A combinação entre baixa renda e escolaridade é a que mais propicia o consumo do tabaco entre os jovens. “Sabe-se que 90% dos fumantes experimentaram cigarros antes dos 15 anos, o que classifica o tabagismo como uma doença pediátrica. Prevenir a iniciação e a dependência à nicotina é, sem dúvida, nosso maior desafio, especialmente em um contexto nacional onde a educação está tão desacreditada, a propaganda tão agressiva e a legislação tão permissiva”, salienta Andréa Reis Cardoso, técnica da Divisão de Controle do Tabagismo do INCA -Ministério da Saúde. A crítica tem fundamento, sobretudo, na demora no processo de aprovação da lei que impede o uso dos aditivos em cigarros – que tramita desde 2013 no STF sem sequer entrar em pauta de votação.
Caminho certo
Se os desafios no combate ao tabagismo ainda são muitos, é importante reconhecer que avanços importantes também foram feitos – na década de 80, cerca de 35% da população era fumante. Nos dias atuais, esse percentual está na casa dos 14% – ou seja, o número de ex-tabagistas é maior do que o total de dependentes. Esses resultados são, em grande parte, méritos da mobilização da sociedade civil e seu engajamento na luta contra o fumo. “Outro fato relevante foi o aumento na incidência dos impostos sobre produtos oriundos do tabaco. A elevação do preço do cigarro é uma das estratégias para conter o consumo, especialmente junto à população mais jovem”, explica Valéria Cunha, Coordenadora do Programa Nacional de Controle do Tabagismo do INCA/MS.
Também entre as conquistas importantes está o incentivo a quem deseja vencer a dependência – o Brasil é um dos únicos países no mundo a oferecer tratamento medicamentoso às pessoas que procuram abandonar o tabagismo. Nesse segmento, também o trabalho de sensibilização feito por entidades como a Liga de Combate ao Câncer tem papel relevante, uma vez que facilita o acesso da população a essas alternativas. “Estamos unidos nessa missão de combate ao tabagismo, que é um fator de risco para diversos tipos de câncer, com impacto direto na qualidade de vida das pessoas. Queremos incentivá-las a adotar um estilo de vida mais saudável e, por isso, temos encampado diversas ações de conscientização e mobilização”, explica a presidente da Liga de Combate ao Câncer de Bento Gonçalves, Maria Lúcia Gava Severa.

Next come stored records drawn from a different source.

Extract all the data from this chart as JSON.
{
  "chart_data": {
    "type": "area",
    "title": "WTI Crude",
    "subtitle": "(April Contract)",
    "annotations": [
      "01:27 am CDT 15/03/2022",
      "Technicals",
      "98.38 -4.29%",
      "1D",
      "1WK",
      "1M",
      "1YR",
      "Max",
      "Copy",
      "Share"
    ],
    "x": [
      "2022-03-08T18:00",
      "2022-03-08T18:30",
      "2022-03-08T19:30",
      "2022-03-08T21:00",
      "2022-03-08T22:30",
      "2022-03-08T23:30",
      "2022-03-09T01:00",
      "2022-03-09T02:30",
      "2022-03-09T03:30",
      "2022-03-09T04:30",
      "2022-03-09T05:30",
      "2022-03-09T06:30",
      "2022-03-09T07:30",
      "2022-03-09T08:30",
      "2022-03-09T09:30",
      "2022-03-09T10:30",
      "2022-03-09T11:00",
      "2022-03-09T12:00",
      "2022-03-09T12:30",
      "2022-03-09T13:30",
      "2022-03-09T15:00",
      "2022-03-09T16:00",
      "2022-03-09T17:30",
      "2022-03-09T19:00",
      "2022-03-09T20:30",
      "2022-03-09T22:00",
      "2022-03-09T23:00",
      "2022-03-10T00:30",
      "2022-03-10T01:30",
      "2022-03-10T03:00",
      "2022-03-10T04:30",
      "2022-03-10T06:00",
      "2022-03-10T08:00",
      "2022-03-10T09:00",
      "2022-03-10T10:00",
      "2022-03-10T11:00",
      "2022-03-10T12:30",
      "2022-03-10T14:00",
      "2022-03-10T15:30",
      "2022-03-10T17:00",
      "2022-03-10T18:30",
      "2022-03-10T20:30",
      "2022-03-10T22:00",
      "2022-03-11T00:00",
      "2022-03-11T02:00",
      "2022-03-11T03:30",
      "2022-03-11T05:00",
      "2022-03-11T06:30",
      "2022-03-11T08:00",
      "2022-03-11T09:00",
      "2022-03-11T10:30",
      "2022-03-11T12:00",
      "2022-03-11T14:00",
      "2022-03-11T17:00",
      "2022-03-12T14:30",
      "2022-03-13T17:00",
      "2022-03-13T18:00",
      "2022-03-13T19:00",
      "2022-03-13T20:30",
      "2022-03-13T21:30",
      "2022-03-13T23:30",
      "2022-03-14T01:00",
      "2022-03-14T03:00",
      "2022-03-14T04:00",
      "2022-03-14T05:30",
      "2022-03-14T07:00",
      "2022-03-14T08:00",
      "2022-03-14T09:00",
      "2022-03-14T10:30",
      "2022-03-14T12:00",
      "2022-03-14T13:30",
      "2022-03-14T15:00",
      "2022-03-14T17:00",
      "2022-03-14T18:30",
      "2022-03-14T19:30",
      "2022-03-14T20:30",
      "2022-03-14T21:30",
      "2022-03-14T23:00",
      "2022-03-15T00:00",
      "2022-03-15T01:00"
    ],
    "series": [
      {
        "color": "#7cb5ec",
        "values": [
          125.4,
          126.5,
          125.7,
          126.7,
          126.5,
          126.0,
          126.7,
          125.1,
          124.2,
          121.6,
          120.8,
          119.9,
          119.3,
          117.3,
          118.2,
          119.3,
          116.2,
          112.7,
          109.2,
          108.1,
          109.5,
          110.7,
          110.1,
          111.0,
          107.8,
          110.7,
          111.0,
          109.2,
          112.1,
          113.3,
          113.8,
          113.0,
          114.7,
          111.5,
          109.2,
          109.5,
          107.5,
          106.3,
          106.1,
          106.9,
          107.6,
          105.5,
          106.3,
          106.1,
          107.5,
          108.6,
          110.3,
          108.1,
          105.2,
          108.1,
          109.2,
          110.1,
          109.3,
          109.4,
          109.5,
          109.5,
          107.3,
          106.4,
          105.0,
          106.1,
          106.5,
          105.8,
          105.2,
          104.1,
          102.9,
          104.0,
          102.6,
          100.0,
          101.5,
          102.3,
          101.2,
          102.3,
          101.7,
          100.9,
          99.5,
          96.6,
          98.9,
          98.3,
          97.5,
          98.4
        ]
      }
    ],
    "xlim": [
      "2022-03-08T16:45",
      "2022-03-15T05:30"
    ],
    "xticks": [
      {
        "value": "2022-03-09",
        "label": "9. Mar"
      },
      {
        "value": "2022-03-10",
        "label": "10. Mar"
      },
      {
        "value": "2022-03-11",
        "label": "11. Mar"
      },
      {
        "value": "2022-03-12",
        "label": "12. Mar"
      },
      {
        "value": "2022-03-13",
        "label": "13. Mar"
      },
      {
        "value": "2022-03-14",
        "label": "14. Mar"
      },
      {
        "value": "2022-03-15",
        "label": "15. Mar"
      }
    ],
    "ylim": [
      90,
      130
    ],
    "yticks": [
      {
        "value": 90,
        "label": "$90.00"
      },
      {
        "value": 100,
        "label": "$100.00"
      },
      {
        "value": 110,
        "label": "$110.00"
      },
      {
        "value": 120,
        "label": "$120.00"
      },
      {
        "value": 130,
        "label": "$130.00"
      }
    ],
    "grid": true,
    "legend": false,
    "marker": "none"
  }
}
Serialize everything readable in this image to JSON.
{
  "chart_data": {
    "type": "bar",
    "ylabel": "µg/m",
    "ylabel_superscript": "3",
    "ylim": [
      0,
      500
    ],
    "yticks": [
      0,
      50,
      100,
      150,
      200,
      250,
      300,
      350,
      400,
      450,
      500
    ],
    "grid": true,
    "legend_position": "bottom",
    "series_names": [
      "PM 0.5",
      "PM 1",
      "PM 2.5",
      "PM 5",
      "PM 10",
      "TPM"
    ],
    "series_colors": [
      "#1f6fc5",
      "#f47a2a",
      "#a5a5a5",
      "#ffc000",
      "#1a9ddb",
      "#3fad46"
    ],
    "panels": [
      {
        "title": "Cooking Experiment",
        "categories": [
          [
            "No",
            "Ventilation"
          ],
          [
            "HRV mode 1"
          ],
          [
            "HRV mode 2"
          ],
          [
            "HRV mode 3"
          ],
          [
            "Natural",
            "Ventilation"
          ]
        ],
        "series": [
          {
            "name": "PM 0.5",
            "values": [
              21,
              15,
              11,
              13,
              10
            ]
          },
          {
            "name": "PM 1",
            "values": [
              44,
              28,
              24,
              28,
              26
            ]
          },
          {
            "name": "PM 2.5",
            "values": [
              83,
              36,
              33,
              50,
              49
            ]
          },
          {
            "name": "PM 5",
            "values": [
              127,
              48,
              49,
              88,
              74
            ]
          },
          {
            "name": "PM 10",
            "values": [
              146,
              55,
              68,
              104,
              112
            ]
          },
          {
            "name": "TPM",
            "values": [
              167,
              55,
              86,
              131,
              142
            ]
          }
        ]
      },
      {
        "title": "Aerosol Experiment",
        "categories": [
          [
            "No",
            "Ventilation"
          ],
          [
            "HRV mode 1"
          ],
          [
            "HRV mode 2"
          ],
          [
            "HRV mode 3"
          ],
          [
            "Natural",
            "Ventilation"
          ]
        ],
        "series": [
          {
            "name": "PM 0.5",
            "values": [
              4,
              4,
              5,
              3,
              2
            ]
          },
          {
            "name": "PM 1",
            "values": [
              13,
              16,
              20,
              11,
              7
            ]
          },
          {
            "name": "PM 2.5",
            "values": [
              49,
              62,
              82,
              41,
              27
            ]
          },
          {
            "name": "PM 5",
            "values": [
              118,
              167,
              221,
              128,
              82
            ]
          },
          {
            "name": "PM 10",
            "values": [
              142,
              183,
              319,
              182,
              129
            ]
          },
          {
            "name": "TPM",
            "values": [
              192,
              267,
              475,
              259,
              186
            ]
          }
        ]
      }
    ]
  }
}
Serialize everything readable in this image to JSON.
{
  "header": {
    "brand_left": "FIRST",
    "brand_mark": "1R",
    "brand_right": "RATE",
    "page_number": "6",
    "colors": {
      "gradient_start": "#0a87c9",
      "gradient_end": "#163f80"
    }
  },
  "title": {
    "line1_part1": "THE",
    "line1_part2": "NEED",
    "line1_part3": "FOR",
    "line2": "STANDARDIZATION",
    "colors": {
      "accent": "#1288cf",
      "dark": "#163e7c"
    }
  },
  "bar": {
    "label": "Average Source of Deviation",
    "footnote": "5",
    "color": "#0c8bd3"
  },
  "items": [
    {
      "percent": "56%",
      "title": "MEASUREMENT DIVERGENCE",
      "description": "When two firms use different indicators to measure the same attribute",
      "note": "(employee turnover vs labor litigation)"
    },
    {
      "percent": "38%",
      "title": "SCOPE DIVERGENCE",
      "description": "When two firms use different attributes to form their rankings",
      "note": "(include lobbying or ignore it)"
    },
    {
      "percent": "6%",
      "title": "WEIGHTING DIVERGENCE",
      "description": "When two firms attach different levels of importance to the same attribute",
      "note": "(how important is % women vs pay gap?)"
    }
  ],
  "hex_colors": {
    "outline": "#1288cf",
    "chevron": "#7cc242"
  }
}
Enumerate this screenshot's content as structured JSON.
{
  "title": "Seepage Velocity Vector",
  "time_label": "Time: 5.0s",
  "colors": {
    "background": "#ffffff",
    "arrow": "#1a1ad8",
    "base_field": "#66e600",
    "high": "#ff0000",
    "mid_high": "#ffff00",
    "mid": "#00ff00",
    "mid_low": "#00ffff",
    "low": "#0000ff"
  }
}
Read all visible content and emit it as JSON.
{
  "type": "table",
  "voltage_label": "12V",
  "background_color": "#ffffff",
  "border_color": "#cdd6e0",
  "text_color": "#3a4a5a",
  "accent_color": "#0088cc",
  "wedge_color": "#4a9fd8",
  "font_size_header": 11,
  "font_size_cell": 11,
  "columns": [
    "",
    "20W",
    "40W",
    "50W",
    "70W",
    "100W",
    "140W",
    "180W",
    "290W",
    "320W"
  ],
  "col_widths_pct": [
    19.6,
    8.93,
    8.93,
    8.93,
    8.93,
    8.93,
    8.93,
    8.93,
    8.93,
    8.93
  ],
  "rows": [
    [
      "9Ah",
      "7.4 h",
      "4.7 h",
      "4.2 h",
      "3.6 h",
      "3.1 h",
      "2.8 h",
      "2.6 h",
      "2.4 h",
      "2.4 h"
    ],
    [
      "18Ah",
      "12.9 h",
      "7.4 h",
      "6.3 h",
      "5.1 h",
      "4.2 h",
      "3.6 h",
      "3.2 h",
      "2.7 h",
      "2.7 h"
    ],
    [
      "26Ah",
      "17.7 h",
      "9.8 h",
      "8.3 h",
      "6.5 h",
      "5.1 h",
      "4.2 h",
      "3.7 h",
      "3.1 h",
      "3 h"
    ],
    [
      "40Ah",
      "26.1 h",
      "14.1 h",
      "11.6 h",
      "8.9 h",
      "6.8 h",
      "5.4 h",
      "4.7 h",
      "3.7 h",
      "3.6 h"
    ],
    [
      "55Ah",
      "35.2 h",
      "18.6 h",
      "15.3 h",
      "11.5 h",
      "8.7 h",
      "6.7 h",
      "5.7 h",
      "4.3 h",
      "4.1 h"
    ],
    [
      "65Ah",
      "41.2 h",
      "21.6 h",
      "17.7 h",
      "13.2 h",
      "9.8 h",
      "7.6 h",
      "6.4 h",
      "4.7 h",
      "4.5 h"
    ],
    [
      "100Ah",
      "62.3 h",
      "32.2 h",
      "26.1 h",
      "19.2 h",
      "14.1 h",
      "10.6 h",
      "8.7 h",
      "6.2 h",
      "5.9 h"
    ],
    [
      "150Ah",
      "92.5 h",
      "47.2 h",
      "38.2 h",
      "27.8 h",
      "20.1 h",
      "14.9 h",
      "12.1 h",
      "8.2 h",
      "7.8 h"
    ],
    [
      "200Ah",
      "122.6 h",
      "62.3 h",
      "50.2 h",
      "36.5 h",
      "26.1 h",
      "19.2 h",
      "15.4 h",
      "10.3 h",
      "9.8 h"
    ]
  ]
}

Uma delas ocorreu durante o Simpósio, quando a entidade conclamou a formação de uma aliança, um chamamento coletivo entre entidades, profissionais das áreas da saúde, educação e recursos humanos para assumir o compromisso de atuar de forma conjunta na conscientização contra os malefícios do tabaco, trabalhando para evitar a iniciação ao vício e ajudando as pessoas a eliminarem esse fator de risco de suas vidas.